October 24, 2010

Q&A: Concerning Neutrophilia and Left Shift

Neutrophilia refers to an increase of peripheral blood neutrophils at least two standard deviations above the mean. For adults, this generally corresponds to >7700 neutrophils/microL (typically seen in patients with >11,000 white blood cells/microL).

This article is for Medical Students & Professionals
This is a Question & Answer revision article designed for medical students and professionals preparing for the PLAB, MRCP or USMLE examinations. They are based on actual questions from these examinations. You may find the What Is Blood? article more useful, or one of our many articles on Diseases & Conditions, Medical Syndromes, Health & Wellness or Home Remedies.
In this article:
Normal white blood cell (WBC) range
MCQ: clinical scenario
MCQ: answer
MCQ: explanation

Normal white blood cell (WBC) range

The normal range (ie, two standard deviations above and below the mean) for the white blood cell (WBC) count in adults is 4400 to 11,000 cells/microL in most clinical laboratories. Approximately 60 to 70 percent of leukocytes in the peripheral blood are mature polymorphonuclear neutrophils (PMN). Thus, the threshold for neutrophilia in most clinical laboratories is approximately 7700/microL (11,000 WBC/microL x 70 percent).
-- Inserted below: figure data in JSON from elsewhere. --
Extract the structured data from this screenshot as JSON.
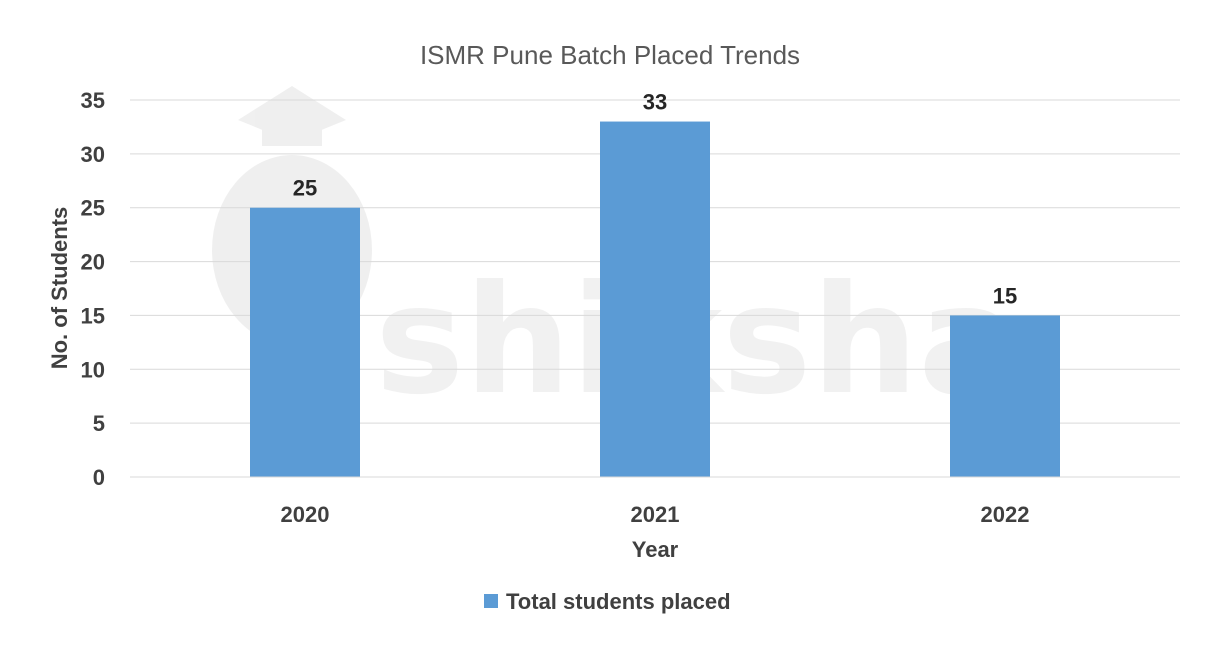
{
  "chart_data": {
    "type": "bar",
    "title": "ISMR Pune Batch Placed Trends",
    "xlabel": "Year",
    "ylabel": "No. of Students",
    "categories": [
      "2020",
      "2021",
      "2022"
    ],
    "series": [
      {
        "name": "Total students placed",
        "values": [
          25,
          33,
          15
        ]
      }
    ],
    "ylim": [
      0,
      35
    ],
    "yticks": [
      0,
      5,
      10,
      15,
      20,
      25,
      30,
      35
    ],
    "grid": true,
    "legend_position": "bottom",
    "bar_color": "#5b9bd5",
    "data_labels": true
  },
  "watermark": {
    "text": "shiksha"
  }
}
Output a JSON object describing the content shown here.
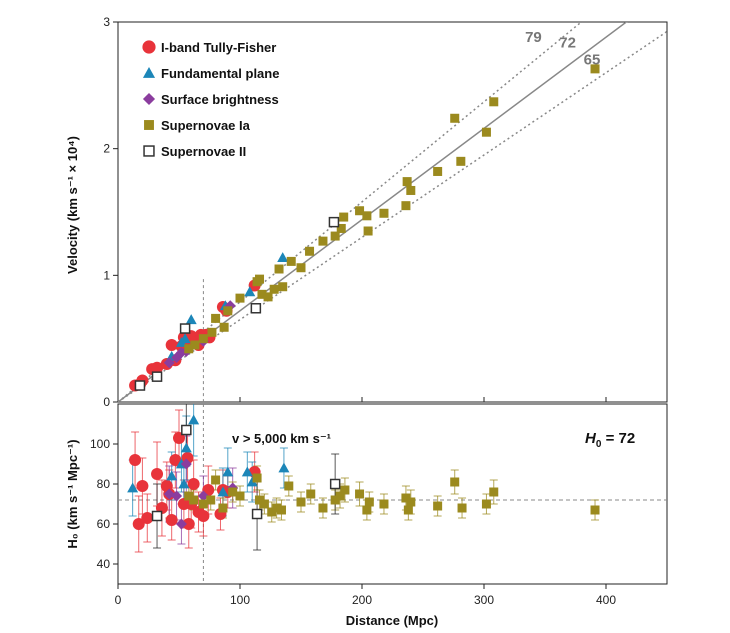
{
  "chart_data": [
    {
      "type": "scatter",
      "panel": "top",
      "xlabel": "",
      "ylabel": "Velocity (km s⁻¹ × 10⁴)",
      "xlim": [
        0,
        450
      ],
      "ylim": [
        0,
        3
      ],
      "yticks": [
        "0",
        "1",
        "2",
        "3"
      ],
      "reference_lines": [
        {
          "label": "79",
          "slope": 79,
          "style": "dotted"
        },
        {
          "label": "72",
          "slope": 72,
          "style": "solid"
        },
        {
          "label": "65",
          "slope": 65,
          "style": "dotted"
        }
      ],
      "vertical_marker_x": 70,
      "legend_position": "top-left",
      "series": [
        {
          "name": "I-band Tully-Fisher",
          "color": "#e8333a",
          "marker": "circle",
          "points": [
            [
              14,
              0.13
            ],
            [
              18,
              0.14
            ],
            [
              20,
              0.17
            ],
            [
              28,
              0.26
            ],
            [
              32,
              0.27
            ],
            [
              40,
              0.3
            ],
            [
              44,
              0.45
            ],
            [
              47,
              0.33
            ],
            [
              52,
              0.44
            ],
            [
              54,
              0.51
            ],
            [
              57,
              0.48
            ],
            [
              60,
              0.52
            ],
            [
              63,
              0.47
            ],
            [
              66,
              0.45
            ],
            [
              68,
              0.53
            ],
            [
              72,
              0.53
            ],
            [
              75,
              0.51
            ],
            [
              86,
              0.75
            ],
            [
              89,
              0.72
            ],
            [
              112,
              0.92
            ]
          ]
        },
        {
          "name": "Fundamental plane",
          "color": "#1c86b8",
          "marker": "triangle",
          "points": [
            [
              44,
              0.36
            ],
            [
              52,
              0.47
            ],
            [
              55,
              0.5
            ],
            [
              60,
              0.65
            ],
            [
              88,
              0.76
            ],
            [
              108,
              0.87
            ],
            [
              135,
              1.14
            ]
          ]
        },
        {
          "name": "Surface brightness",
          "color": "#8b3d9e",
          "marker": "diamond",
          "points": [
            [
              42,
              0.31
            ],
            [
              48,
              0.35
            ],
            [
              52,
              0.39
            ],
            [
              56,
              0.4
            ],
            [
              70,
              0.48
            ],
            [
              92,
              0.76
            ]
          ]
        },
        {
          "name": "Supernovae Ia",
          "color": "#9b8a1e",
          "marker": "square",
          "points": [
            [
              58,
              0.42
            ],
            [
              63,
              0.45
            ],
            [
              70,
              0.5
            ],
            [
              77,
              0.55
            ],
            [
              80,
              0.66
            ],
            [
              87,
              0.59
            ],
            [
              90,
              0.72
            ],
            [
              100,
              0.82
            ],
            [
              114,
              0.95
            ],
            [
              116,
              0.97
            ],
            [
              118,
              0.85
            ],
            [
              123,
              0.83
            ],
            [
              128,
              0.89
            ],
            [
              132,
              1.05
            ],
            [
              135,
              0.91
            ],
            [
              142,
              1.11
            ],
            [
              150,
              1.06
            ],
            [
              157,
              1.19
            ],
            [
              168,
              1.27
            ],
            [
              178,
              1.31
            ],
            [
              183,
              1.37
            ],
            [
              185,
              1.46
            ],
            [
              198,
              1.51
            ],
            [
              204,
              1.47
            ],
            [
              205,
              1.35
            ],
            [
              218,
              1.49
            ],
            [
              236,
              1.55
            ],
            [
              237,
              1.74
            ],
            [
              240,
              1.67
            ],
            [
              262,
              1.82
            ],
            [
              276,
              2.24
            ],
            [
              281,
              1.9
            ],
            [
              302,
              2.13
            ],
            [
              308,
              2.37
            ],
            [
              391,
              2.63
            ]
          ]
        },
        {
          "name": "Supernovae II",
          "color": "#333333",
          "marker": "open-square",
          "points": [
            [
              18,
              0.13
            ],
            [
              32,
              0.2
            ],
            [
              55,
              0.58
            ],
            [
              113,
              0.74
            ],
            [
              177,
              1.42
            ]
          ]
        }
      ]
    },
    {
      "type": "scatter",
      "panel": "bottom",
      "xlabel": "Distance (Mpc)",
      "ylabel": "H₀ (km s⁻¹ Mpc⁻¹)",
      "xlim": [
        0,
        450
      ],
      "ylim": [
        30,
        120
      ],
      "xticks": [
        "0",
        "100",
        "200",
        "300",
        "400"
      ],
      "yticks": [
        "40",
        "60",
        "80",
        "100"
      ],
      "reference_lines": [
        {
          "label": "",
          "y": 72,
          "style": "dashed"
        }
      ],
      "vertical_marker_x": 70,
      "annotations": {
        "velocity_cut": "v > 5,000 km s⁻¹",
        "h0_label": "H",
        "h0_sub": "0",
        "h0_value": " = 72"
      },
      "series": [
        {
          "name": "I-band Tully-Fisher",
          "color": "#e8333a",
          "marker": "circle",
          "points": [
            [
              14,
              92,
              14
            ],
            [
              17,
              60,
              14
            ],
            [
              20,
              79,
              14
            ],
            [
              24,
              63,
              12
            ],
            [
              32,
              85,
              16
            ],
            [
              36,
              68,
              14
            ],
            [
              40,
              79,
              12
            ],
            [
              42,
              75,
              12
            ],
            [
              44,
              62,
              10
            ],
            [
              47,
              92,
              14
            ],
            [
              50,
              103,
              14
            ],
            [
              54,
              70,
              12
            ],
            [
              57,
              93,
              12
            ],
            [
              58,
              60,
              12
            ],
            [
              60,
              70,
              12
            ],
            [
              62,
              80,
              12
            ],
            [
              66,
              66,
              10
            ],
            [
              70,
              64,
              10
            ],
            [
              74,
              77,
              12
            ],
            [
              84,
              65,
              8
            ],
            [
              86,
              77,
              10
            ],
            [
              90,
              76,
              8
            ],
            [
              112,
              86,
              10
            ]
          ]
        },
        {
          "name": "Fundamental plane",
          "color": "#1c86b8",
          "marker": "triangle",
          "points": [
            [
              12,
              78,
              14
            ],
            [
              44,
              84,
              12
            ],
            [
              52,
              90,
              14
            ],
            [
              54,
              80,
              12
            ],
            [
              56,
              98,
              16
            ],
            [
              62,
              112,
              18
            ],
            [
              86,
              76,
              12
            ],
            [
              90,
              86,
              12
            ],
            [
              106,
              86,
              10
            ],
            [
              110,
              81,
              10
            ],
            [
              136,
              88,
              10
            ]
          ]
        },
        {
          "name": "Surface brightness",
          "color": "#8b3d9e",
          "marker": "diamond",
          "points": [
            [
              42,
              75,
              14
            ],
            [
              48,
              74,
              12
            ],
            [
              52,
              60,
              10
            ],
            [
              56,
              90,
              14
            ],
            [
              70,
              74,
              10
            ],
            [
              94,
              78,
              10
            ]
          ]
        },
        {
          "name": "Supernovae Ia",
          "color": "#9b8a1e",
          "marker": "square",
          "points": [
            [
              58,
              74,
              5
            ],
            [
              62,
              72,
              5
            ],
            [
              70,
              70,
              5
            ],
            [
              76,
              72,
              5
            ],
            [
              80,
              82,
              5
            ],
            [
              86,
              68,
              5
            ],
            [
              94,
              76,
              5
            ],
            [
              100,
              74,
              5
            ],
            [
              114,
              83,
              6
            ],
            [
              116,
              72,
              5
            ],
            [
              120,
              70,
              5
            ],
            [
              126,
              66,
              5
            ],
            [
              130,
              68,
              5
            ],
            [
              134,
              67,
              5
            ],
            [
              140,
              79,
              5
            ],
            [
              150,
              71,
              5
            ],
            [
              158,
              75,
              5
            ],
            [
              168,
              68,
              5
            ],
            [
              178,
              72,
              5
            ],
            [
              182,
              74,
              6
            ],
            [
              186,
              77,
              6
            ],
            [
              198,
              75,
              6
            ],
            [
              204,
              67,
              5
            ],
            [
              206,
              71,
              5
            ],
            [
              218,
              70,
              5
            ],
            [
              236,
              73,
              6
            ],
            [
              238,
              67,
              5
            ],
            [
              240,
              71,
              6
            ],
            [
              262,
              69,
              5
            ],
            [
              276,
              81,
              6
            ],
            [
              282,
              68,
              5
            ],
            [
              302,
              70,
              5
            ],
            [
              308,
              76,
              6
            ],
            [
              391,
              67,
              5
            ]
          ]
        },
        {
          "name": "Supernovae II",
          "color": "#333333",
          "marker": "open-square",
          "points": [
            [
              32,
              64,
              16
            ],
            [
              56,
              107,
              18
            ],
            [
              114,
              65,
              18
            ],
            [
              178,
              80,
              15
            ]
          ]
        }
      ]
    }
  ]
}
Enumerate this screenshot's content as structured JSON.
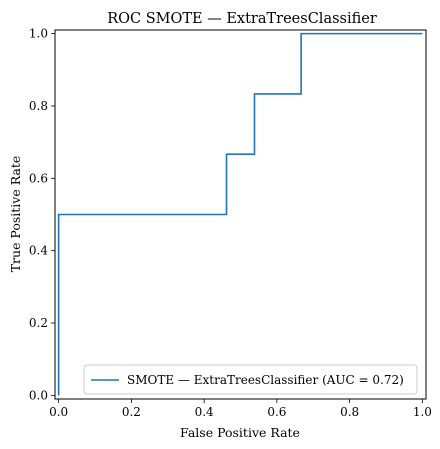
{
  "chart_data": {
    "type": "line",
    "title": "ROC SMOTE — ExtraTreesClassifier",
    "xlabel": "False Positive Rate",
    "ylabel": "True Positive Rate",
    "xlim": [
      -0.01,
      1.01
    ],
    "ylim": [
      -0.01,
      1.01
    ],
    "x_ticks": [
      0.0,
      0.2,
      0.4,
      0.6,
      0.8,
      1.0
    ],
    "x_tick_labels": [
      "0.0",
      "0.2",
      "0.4",
      "0.6",
      "0.8",
      "1.0"
    ],
    "y_ticks": [
      0.0,
      0.2,
      0.4,
      0.6,
      0.8,
      1.0
    ],
    "y_tick_labels": [
      "0.0",
      "0.2",
      "0.4",
      "0.6",
      "0.8",
      "1.0"
    ],
    "grid": false,
    "legend_position": "lower-right",
    "series": [
      {
        "name": "SMOTE — ExtraTreesClassifier (AUC = 0.72)",
        "color": "#1f77b4",
        "x": [
          0.0,
          0.0,
          0.0,
          0.4615,
          0.4615,
          0.5385,
          0.5385,
          0.6667,
          0.6667,
          1.0
        ],
        "y": [
          0.0,
          0.1667,
          0.5,
          0.5,
          0.6667,
          0.6667,
          0.8333,
          0.8333,
          1.0,
          1.0
        ]
      }
    ]
  }
}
Normal values for WBC in children vary based on age.

MCQ: clinical scenario

A 13 year old female has swollen cervical lymph nodes and is febrile. Her blood culture is positive for staphylococcus aureus. She shows other signs of being septic. The intern attending her tells her associate that the patient's WBC count is 15,000 cc/mm with a shift to the left.

What does she mean by a 'shift to the left?'

a) increased number of white blood cells in the peripheral blood
b) decreased number of white blood cells in the peripheral blood
c) hypersegmented granulocytes present in the peripheral blood
d) increased number of immature white blood cells in the peripheral blood
e) increased number of immature red blood cells in the peripheral blood

MCQ questions & answers on medicalnotes.info

MCQ: answer

The correct answer is D

MCQ: explanation

A shift to the left refers to an increase number of immature white blood cells in the peripheral smear. Typically, the immature white blood cells are being released prematurely by the bone marrow in order to combat some sort of infection. An increased number of white blood cells in the peripheral blood (choice a) is called a leukocytosis. A decreased number of white blood cells in the peripheral blood (choice b) is called a leukopenia. Hypersegmented granulocytes present in the peripheral blood (choice c) is a shift to the right. An increased number of immature red blood cells in the peripheral blood (choice e) is a reticulocytosis.

Useful definitions include:
  • Absolute neutrophil count (ANC) = WBC (cells/microL) x percent (PMNs + bands) ÷ 100 
  • Neutrophilia typically corresponds to ANC >7700/microL
  • Leukocyte refers to any type of WBC, including neutrophils, eosinophils, basophils, monocytes, and lymphocytes.
  • Leukocytosis refers to elevated WBC (leukocyte) count. Neutrophilia is the most common type of leukocytosis, but leukocytosis may also be due to increased monocytes, eosinophils, basophils, and/or lymphocytes.
  • Granulocytosis is often used interchangeably with neutrophilia, but granulocytosis is a broader term that can also reflect increased eosinophils or basophils.
  • Left shift is an ill-defined term that refers to an increase in the percentage of band forms, generally accompanied by metamyelocytes and myelocytes.
  • Leukemoid reaction refers to WBC >50,000/microL from causes other than leukemia, with the majority being mature neutrophils, often accompanied by increased numbers of bands, metamyelocytes, and/or myelocytes.